I consider the question "What's the smallest sample size for which a box-and-whiskers plot is a useful visual summary" to be about a rule-of-thumb for making good plots. (The question "Should implementations of a box-and-whiskers plot enforce a minimum sample size" does seem to be about opinions rather than practice.)
I looked for advice in a few books about statistical graphics. It seems straight advice is hard to find. So far I have:
[1] J. Tukey. Exploratory Data Analysis (1977)
First a general comment on page 29:
If we are to select a few easily-found numbers to tell something about a batch as a whole, (...) we would like these values to be easy to find and write down, whether the total count of the batch is 8, or 82, or 208.
And more specifically about boxplots, which Tukey calls schematic plots, in reference to visualizing 15 weight measurements from a 1893-94 experiment by Lord Rayleigh:
Here the main issue (...) is made quite clear by the individual values of the dot plot--and almost completely covered by the schematic plot. (Only almost, because the experienced viewer--finding the whiskers so short, in comparison with the box length--is likely to become suspicious that he should see more detail.)
Clearly we cannot rely on schematic plots to call our attention to structure near the center of the batch (...)
Exhibit 11 uses the schematic plots for one of the purposes for which they are best fitted: comparison of two or more batches.
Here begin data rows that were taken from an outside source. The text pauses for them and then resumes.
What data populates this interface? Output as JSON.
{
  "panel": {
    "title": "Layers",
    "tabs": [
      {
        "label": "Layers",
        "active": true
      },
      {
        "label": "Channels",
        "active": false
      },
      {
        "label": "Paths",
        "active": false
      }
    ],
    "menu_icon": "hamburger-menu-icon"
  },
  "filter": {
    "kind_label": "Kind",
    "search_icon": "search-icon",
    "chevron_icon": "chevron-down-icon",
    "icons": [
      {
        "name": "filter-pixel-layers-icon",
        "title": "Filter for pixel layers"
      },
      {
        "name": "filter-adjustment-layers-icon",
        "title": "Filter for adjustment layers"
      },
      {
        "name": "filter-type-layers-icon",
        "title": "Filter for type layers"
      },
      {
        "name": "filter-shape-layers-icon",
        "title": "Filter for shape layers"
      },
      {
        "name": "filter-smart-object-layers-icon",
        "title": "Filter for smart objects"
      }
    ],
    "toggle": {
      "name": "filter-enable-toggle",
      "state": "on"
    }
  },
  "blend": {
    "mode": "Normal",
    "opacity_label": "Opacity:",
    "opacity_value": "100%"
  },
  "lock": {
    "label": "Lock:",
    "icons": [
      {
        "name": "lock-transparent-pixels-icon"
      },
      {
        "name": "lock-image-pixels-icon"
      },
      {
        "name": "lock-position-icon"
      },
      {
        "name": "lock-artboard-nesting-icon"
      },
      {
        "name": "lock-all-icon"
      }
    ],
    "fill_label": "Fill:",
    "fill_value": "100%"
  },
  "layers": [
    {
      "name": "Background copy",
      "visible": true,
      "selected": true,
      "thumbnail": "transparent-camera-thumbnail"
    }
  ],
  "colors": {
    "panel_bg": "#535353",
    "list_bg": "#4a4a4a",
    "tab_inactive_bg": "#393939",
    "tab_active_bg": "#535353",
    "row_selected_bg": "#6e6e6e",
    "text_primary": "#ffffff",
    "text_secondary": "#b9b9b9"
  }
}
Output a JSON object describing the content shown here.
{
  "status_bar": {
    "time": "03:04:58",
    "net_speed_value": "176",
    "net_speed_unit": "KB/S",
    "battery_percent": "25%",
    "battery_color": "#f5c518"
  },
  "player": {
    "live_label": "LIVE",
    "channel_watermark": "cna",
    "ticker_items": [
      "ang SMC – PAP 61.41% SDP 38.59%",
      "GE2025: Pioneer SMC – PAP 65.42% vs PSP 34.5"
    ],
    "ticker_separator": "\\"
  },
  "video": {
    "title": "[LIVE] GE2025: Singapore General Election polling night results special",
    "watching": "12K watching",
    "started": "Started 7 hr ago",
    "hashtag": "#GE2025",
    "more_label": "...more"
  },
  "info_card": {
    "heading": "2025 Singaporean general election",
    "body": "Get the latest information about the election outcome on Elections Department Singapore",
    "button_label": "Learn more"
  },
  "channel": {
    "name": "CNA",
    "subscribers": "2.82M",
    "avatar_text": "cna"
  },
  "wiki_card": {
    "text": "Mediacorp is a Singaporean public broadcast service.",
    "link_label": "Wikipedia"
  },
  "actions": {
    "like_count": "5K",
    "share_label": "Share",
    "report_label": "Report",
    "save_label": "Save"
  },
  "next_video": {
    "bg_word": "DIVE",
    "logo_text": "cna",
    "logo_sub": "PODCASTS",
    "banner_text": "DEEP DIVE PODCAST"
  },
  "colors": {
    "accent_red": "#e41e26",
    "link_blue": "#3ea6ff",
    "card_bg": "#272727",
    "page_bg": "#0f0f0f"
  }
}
In it, the two batches of Rayleigh's weights (one batch of 7 from air and another batch of 8 from other sources) are set out and compared.
[2] F. J. Anscombe. Graphs in statistical analysis. The American Statistician, 27(1):17–21, 1973.
Each datasets in the famous quartet has 11 points, so Anscombe's implicit advice is to not summarize fewer than 12 points?
Summary: John Tukey suggests indirectly to have at least 8 points for a box-and-whishers plot. He also has a hint about catching out a misapplied boxplot.